After the decay is removed, your dentist will take an impression of the area to be restored. A dental laboratory works from this impression to create a restorative inlay or onlay, usually out of gold or porcelain, that fits perfectly on the tooth. Inlays cover one or more tooth surfaces, where onlays are used on the chewing surface of the tooth. The inlay or onlay is cemented securely into place, for an incredibly durable, stable tooth restoration. Porcelain is the preferred restorative material; it is extremely strong and can perfectly match the patient's natural tooth color.
Crowns may be the only alternative when tooth decay is in advanced stages.
Teeth that are chipped, cracked, badly decayed, or otherwise weakened.
Crowns maintain the aesthetic appearance of teeth by covering the entire visible surface of the tooth, while adding significant reinforcement and protection to the tooth. Crowns can be made of porcelain or gold. Porcelain crowns are extremely natural looking; virtually indistinguishable from other teeth, making them an ideal choice for visible teeth. Gold crowns pose no risk of chipping, and are sometimes advised when crowning back teeth.
Teeth that are badly decayed may require extraction, leaving bridges or implants as viable alternative treatments.
Patients who are missing a tooth or several teeth may experience difficulty chewing and speaking, dental shifts, and an undesirable sunken facial appearance. In addition, missing teeth can eventually lead to jaw and joint problems that are costly to treat.

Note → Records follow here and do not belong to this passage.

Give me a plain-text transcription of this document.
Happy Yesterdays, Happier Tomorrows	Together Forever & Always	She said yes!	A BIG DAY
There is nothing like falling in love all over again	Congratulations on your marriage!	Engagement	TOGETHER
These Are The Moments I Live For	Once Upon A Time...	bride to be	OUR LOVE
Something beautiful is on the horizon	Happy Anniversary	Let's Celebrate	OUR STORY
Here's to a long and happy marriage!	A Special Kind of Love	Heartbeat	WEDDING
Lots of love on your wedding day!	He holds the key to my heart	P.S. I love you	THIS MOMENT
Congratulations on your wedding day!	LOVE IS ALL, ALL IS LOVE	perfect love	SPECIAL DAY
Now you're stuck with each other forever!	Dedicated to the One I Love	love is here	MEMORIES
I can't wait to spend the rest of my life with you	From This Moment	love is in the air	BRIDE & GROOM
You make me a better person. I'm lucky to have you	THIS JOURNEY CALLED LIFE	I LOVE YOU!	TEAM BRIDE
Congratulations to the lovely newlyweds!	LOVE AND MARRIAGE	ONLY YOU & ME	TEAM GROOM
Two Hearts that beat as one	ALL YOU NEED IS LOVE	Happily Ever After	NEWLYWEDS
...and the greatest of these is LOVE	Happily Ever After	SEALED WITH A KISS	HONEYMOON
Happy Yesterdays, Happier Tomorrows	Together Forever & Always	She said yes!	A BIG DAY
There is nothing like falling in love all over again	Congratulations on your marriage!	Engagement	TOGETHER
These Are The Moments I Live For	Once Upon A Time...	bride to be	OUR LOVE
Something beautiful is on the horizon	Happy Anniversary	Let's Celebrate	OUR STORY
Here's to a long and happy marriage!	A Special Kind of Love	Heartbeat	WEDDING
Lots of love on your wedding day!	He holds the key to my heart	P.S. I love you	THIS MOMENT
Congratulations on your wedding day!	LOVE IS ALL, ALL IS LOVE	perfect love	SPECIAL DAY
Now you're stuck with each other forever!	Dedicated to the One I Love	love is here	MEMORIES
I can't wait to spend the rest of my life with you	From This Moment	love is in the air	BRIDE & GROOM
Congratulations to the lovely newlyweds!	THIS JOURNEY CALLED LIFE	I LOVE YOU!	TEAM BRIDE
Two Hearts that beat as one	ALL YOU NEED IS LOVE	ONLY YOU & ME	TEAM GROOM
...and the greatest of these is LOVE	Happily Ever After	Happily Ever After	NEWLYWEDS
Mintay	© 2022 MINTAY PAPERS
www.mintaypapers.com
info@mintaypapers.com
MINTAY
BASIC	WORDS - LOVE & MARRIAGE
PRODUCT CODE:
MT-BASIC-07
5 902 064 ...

Fixed bridges can improve chewing and aesthetic appearance, restoring the smile with a more permanent solution than dentures. Bridges replace missing teeth with artificial teeth. Your dentist will take a mold of the gap where a tooth is missing, and then send it to a laboratory to prepare a customized bridge. Before inserting the bridge, the surrounding teeth are prepared. The bridge is set into place and the artificial tooth is securely cemented to the adjacent teeth, restoring the attractive natural appearance and functionality of the tooth that was lost. If a resin-bonded bridge is chosen, the artificial tooth is secured by means of a metal appliance that attaches to the backs of adjacent teeth.
Dental implants are permanent, stable alternatives to bridges that do not rely upon surrounding teeth for support.
Root Canal Therapy
The inside of each tooth is filled with "pulp", which carries the tooth's blood supply and nerves. If bacteria gain access to the pulp, through a fracture or deep cavity, the pulp may become infected, leading to pain and a risk of tooth loss.
In a root canal, your dentist will remove the infected pulp and replace it with a rubber sealant. The tooth is then covered with a protective crown, which reinforces the tooth against future fractures and enhances the tooth's appearance. Root canals have an extremely high success rate in saving teeth that would otherwise be lost to infection.
The only alternative to root canal therapy is tooth extraction.